Schalke przed mission impossible w Manchesterze: Pokonać samych siebie i powtórzyć wynik z San Siro

- Nie masz żadnej szansy, ale wykorzystaj ją - z takim mottem na Old Trafford udali się piłkarze Schalke. Lider defensywy Christoph Metzelder wierzy, że jego zespół jest w stanie zwyciężyć na wyjeździe 5:2, podobnie jak w spotkaniu z Interem.

- Po nas już nikt się niczego nie spodziewa - mówi Ralf Rangnick. - Najważniejsze, że my wierzymy w siebie i swoje możliwości - dodaje. - Znamy siłę Manchesteru, ale wyjdziemy na boisko i spróbujemy grać naszą piłkę. Nie mamy nic do stracenia - zapowiada Sergio Escudero, który może zadebiutować w wyjściowej "11" Schalke. - To dla mnie wielki moment, ale ważniejszy jest awans do finału - kwituje hiszpański defensor.

Do meczowej kadry Koenigsblauen włączeni zostali nieobecni na Veltins-Arena Benedikt Hoewedes i Klaas-Jan Huntelaar. - Jeśli będzie zdolny do gry, wystąpi, ale jest to bardzo wątpliwe - mówi na temat środkowego obrońcy Rangnick. Jeśli Hoewedes nie dojdzie do pełni sił, od 1. minuty zagra Joel Matip. Holenderskiego snajpera u boku Raula ponownie może natomiast zastąpić Edu. Kluczową rolę odegrać powinni skrzydłowi Jefferson Farfan i Jose Jurado, których akcji bardzo zabrakło w Gelsenkirchen.

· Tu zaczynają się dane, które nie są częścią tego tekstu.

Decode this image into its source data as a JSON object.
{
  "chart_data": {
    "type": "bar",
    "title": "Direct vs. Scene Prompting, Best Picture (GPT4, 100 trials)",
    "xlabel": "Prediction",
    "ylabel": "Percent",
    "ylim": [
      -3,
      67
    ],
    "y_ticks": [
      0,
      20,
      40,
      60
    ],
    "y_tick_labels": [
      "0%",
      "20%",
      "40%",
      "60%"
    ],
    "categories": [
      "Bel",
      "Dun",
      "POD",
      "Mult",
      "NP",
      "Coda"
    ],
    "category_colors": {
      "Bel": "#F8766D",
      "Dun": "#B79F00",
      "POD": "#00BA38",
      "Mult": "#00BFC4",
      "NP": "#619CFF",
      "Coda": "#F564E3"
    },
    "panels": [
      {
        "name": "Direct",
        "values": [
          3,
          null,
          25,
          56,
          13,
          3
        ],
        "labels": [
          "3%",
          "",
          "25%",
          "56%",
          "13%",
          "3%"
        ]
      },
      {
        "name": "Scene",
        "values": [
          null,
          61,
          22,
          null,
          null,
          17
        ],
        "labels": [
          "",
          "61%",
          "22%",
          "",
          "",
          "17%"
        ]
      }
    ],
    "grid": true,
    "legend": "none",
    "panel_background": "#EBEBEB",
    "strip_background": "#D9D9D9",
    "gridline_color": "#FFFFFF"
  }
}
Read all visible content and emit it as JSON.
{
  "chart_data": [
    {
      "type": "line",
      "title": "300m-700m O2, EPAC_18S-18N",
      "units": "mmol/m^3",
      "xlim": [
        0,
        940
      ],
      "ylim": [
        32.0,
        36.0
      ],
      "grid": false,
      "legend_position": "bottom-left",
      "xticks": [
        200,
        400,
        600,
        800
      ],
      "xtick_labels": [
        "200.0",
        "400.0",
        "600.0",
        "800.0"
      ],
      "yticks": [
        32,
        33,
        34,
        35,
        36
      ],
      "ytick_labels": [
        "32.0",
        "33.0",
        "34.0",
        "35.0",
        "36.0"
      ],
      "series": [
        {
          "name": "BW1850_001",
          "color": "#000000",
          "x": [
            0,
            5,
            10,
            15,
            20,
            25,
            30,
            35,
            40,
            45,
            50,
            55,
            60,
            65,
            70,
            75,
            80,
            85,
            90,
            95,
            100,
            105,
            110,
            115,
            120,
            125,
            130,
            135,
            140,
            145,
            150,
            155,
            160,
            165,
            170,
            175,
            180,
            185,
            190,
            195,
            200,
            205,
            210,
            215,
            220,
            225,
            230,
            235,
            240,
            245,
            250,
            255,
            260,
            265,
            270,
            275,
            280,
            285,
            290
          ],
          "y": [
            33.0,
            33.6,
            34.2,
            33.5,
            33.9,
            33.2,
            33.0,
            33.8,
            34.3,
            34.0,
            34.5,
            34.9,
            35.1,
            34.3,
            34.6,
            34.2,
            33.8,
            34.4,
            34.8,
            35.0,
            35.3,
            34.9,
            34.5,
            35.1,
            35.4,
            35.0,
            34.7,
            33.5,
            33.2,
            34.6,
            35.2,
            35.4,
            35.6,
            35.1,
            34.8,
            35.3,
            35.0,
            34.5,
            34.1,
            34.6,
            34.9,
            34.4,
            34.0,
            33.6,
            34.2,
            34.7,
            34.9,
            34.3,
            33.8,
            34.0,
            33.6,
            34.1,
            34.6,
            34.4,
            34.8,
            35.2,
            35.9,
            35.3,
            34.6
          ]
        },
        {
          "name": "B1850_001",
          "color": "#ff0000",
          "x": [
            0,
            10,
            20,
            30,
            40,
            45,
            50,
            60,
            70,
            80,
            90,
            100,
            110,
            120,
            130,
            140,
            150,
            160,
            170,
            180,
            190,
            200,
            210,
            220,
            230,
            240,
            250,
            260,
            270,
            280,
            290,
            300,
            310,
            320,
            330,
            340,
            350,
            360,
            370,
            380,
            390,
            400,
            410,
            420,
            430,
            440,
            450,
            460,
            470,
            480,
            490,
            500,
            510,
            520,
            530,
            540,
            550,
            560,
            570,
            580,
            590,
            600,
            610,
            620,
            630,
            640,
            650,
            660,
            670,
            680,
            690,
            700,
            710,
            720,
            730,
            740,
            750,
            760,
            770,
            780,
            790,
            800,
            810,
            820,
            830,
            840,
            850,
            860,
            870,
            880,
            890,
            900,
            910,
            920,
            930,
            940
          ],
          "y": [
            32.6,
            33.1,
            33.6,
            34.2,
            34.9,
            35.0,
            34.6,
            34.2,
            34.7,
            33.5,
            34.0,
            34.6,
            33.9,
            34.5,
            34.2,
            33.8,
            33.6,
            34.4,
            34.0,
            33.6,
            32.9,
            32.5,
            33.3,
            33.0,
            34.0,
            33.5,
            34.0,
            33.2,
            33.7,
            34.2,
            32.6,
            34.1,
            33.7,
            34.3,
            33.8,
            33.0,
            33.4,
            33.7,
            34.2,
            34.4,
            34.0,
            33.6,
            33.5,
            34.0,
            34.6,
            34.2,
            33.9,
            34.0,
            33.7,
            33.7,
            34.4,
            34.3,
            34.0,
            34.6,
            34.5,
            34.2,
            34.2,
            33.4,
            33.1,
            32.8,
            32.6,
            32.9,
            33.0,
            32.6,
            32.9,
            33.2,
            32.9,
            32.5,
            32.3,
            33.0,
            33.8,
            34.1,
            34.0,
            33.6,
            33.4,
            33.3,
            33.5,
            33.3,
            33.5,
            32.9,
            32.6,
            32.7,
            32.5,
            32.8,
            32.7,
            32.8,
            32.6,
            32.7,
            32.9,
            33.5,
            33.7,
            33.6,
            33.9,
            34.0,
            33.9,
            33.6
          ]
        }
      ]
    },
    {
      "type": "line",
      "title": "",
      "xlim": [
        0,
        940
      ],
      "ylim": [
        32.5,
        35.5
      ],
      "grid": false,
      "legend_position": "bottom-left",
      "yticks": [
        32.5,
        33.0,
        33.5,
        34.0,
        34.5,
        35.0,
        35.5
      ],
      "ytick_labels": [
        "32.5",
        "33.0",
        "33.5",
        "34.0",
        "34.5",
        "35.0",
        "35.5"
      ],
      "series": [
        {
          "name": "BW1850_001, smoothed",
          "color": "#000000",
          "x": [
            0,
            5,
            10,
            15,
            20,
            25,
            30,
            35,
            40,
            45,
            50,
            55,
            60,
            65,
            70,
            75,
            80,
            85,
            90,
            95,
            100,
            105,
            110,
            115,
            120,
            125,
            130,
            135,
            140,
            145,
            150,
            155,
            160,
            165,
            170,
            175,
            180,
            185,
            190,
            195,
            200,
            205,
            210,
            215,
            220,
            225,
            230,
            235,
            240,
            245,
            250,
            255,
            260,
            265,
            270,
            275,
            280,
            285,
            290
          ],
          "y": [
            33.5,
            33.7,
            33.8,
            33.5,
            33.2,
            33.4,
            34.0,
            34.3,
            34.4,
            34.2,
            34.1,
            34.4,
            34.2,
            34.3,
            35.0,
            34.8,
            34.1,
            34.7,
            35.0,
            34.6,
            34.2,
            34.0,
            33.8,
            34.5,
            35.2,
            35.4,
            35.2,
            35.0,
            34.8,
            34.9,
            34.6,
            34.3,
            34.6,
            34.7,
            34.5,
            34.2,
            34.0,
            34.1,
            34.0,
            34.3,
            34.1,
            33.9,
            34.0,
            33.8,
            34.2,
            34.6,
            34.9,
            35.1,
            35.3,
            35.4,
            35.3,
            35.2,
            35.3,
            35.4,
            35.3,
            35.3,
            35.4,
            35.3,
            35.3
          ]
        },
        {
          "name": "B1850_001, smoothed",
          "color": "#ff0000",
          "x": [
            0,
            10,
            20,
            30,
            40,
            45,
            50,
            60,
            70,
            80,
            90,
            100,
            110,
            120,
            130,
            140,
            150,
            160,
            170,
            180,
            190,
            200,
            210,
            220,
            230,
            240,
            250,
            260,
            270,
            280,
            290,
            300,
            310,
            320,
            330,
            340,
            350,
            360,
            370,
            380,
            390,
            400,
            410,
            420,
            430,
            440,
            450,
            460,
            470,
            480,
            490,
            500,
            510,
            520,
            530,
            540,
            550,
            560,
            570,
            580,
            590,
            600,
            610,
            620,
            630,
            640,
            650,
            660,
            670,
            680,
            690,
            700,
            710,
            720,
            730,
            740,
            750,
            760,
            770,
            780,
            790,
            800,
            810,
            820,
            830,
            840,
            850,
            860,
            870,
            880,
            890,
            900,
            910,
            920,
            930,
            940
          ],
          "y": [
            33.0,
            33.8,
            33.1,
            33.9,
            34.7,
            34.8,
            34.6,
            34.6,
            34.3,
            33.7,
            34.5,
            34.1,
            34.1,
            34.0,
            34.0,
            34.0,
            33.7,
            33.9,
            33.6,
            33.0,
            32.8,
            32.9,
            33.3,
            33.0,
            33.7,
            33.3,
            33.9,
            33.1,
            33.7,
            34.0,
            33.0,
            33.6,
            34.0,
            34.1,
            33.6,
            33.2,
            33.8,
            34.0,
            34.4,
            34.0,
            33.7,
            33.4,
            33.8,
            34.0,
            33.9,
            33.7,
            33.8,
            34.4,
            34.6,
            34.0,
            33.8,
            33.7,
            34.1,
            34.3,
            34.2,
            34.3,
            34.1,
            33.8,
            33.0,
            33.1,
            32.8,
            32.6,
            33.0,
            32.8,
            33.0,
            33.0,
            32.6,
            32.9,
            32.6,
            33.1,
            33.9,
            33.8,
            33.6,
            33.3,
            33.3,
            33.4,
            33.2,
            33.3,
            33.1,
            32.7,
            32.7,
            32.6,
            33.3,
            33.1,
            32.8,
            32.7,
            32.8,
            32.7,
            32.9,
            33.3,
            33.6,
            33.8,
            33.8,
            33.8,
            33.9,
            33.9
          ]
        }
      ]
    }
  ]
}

Najjaśniejszym punktem wicemistrzów Niemiec przed własną publicznością był Manuel Neuer. - Potrzebujemy rozegrać świetną pierwszą połowę i wyjść na prowadzenie tak szybko jak to możliwe. Jesteśmy dumni, że awansowaliśmy aż do półfinału, ale równocześnie źli z powodu słabego występu w pierwszym meczu - przekonuje golkiper. Czy Neuer obawia się snajperów Czerwonych Diabłów? - Definitywnie chcę zagrać na "zero". Jednak oprócz mnie jest w zespole jeszcze 10 piłkarzy, którzy będą musieli wykonać dobrą robotę w obronie - zapowiada.

Ekipa z Zagłębia Ruhry przyznaje, że do awansu potrzebny będzie jej cud. - To prawda, ale gdybyśmy w niego nie wierzyli, nie mielibyśmy po co lecieć do Anglii - przyznaje Alexander Baumjohann. Statystyki nie przemawiają jednak za Schalke - United nigdy nie zostali wyeliminowani w LM, gdy pierwszy mecz wygrali różnicą 2 goli. - Kto mógłby się spodziewać, że strzelimy Interowi 5 goli! - ripostuje jednak Peer Kluge.

- Kiedy nacieraliśmy na Inter, pokazaliśmy, że bez żądnych wątpliwości jesteśmy w stanie szybko zespołowo atakować przeciwko najsilniejszym rywalom - przypomina Atsuto Uchida. Jaką taktykę obierze team Rangnicka? - Musimy być bardziej zwarci i agresywni w odbiorze piłki. W prowadzeniu gry nie jesteśmy tak silni jak Manchester, ale musimy przezwyciężyć samych siebie i dominować na boisku. Aby dokonać cudu i powtórzyć 5:2 z San Siro, musimy wykonać naprawdę ciężką pracę - ocenia Christoph Metzelder.